Mark contacted over 30 other players and coaches from the Wolverines, some face to face, some by telephone and others who submitted stories by e-mails. He also talked to people like Eddie Dean, the former coach at Madison County who was good friends with Joyce. He poured over old yearbooks with the help of Tony Wirt, the custodian of yearbooks from Andrew Lewis High, and met with Joni (Joyce) Bussey, Eddie’s daughter, to get further insight on the coach and the man.
“Most everyone I talked to was quite receptive,” he said, noting that only a couple former players failed to make themselves available, one being all-time Lewis great Russell Harris. “Many of them made scrapbooks available to me and they all had some great stories.”
O’Connell grew up in Salem and first became aware of the football team when his uncle, Galen Munsey, started taking him to Lewis games in 1964. Mark lived in West Salem and went to Glenvar High School through the ninth grade, then went to high school at Fork Union Military Academy, where he graduated in 1976.
Mark was a probation officer in Virginia for 25 years before retiring in 2015. He has two prior books to his credit, “Criminal Minds in Real Time,” where he leans on his experiences as a probation officer, and “Justice Denied,” a crime novel based on a real case.
He’s resides in Sommerset, VA in Orange County, just north of Charlottesville, and works as a free lance sports reporter and broadcaster for the local television station. He’s married and has three adult children.

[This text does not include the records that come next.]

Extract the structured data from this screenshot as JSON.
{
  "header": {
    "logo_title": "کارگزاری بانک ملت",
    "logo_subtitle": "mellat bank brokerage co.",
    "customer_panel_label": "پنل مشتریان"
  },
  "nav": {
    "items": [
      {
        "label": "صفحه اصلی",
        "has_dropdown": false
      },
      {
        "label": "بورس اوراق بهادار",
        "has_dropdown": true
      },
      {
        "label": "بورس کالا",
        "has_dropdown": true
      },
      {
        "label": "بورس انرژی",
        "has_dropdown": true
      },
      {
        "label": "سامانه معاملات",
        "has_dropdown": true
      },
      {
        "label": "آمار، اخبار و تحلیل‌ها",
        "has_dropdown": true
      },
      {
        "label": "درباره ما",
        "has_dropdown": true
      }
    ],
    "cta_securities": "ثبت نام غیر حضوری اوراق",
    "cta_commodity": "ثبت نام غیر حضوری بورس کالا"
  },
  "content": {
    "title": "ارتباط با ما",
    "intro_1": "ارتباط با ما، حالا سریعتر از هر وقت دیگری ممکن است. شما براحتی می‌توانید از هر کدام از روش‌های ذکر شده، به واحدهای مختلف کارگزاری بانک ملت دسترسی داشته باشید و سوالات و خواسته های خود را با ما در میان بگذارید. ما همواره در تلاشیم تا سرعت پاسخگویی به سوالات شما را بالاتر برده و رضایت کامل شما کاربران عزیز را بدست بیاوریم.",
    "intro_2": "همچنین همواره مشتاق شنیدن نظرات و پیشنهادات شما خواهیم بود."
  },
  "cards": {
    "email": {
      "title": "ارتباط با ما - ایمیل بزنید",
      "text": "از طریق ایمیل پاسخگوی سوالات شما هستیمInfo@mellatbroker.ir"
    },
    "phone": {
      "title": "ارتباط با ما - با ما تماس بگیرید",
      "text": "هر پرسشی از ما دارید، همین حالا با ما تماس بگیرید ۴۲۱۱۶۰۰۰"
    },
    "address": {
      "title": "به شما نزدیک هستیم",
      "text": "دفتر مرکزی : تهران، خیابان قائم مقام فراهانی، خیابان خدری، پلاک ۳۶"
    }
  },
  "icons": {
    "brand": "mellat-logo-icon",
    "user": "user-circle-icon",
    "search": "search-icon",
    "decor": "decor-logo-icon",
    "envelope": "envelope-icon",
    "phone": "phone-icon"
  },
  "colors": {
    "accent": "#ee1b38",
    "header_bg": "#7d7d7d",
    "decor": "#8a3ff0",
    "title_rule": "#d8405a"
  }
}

Mark will be in Salem often this fall to promote the book. On November 6 he’ll be at the Salem Museum, beginning at 7:30 pm, for an author presentation and book signing. Soft cover volumes will be available for purchase at the time. Fittingly enough, November 6 is Dale Foster’s birthday.
On November 13 he’ll speak to the Roanoke Valley Sports Club at the Salem Civic Center, and on November 25, from 10 am to 2 pm, he’ll have a selling and signing event at the “Sports Haven” store, which opened up about a month ago next to Brooks-Byrd Pharmacy.

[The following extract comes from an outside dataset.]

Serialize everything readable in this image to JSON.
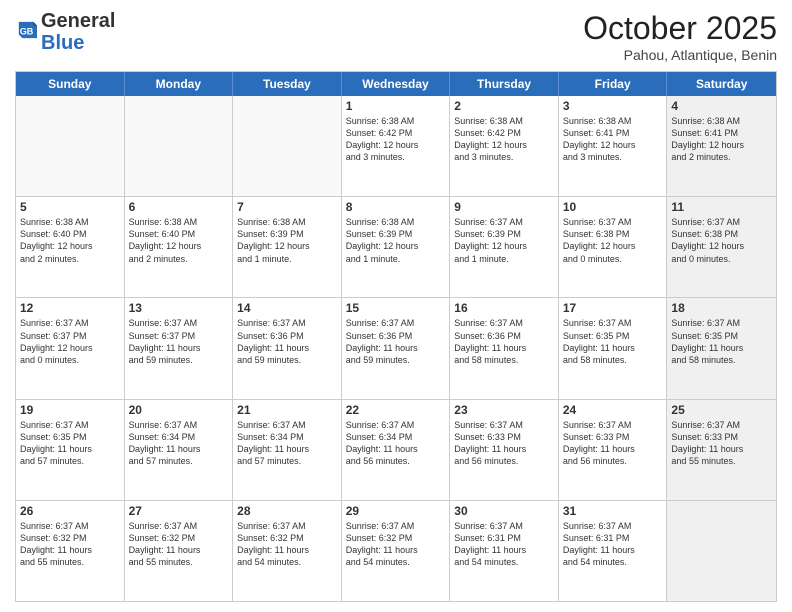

The book is now available from Amazon or Barnes & Noble. The hard cover books retail for $44.95 and the soft cover books are $32.95. Ebook versions will be available in about a month for $9.99 at Amazon.com, Barnes and Noble, ITunes and Google Play.
I have a copy here on my desk that Mark gave me last week and it’s tough to get work done, because I keep picking it up and reading a piece here and a piece there. It’s also filled with great pictures.
Like I said, it will make a great Christmas present for football fans, but you might not want to wait that long.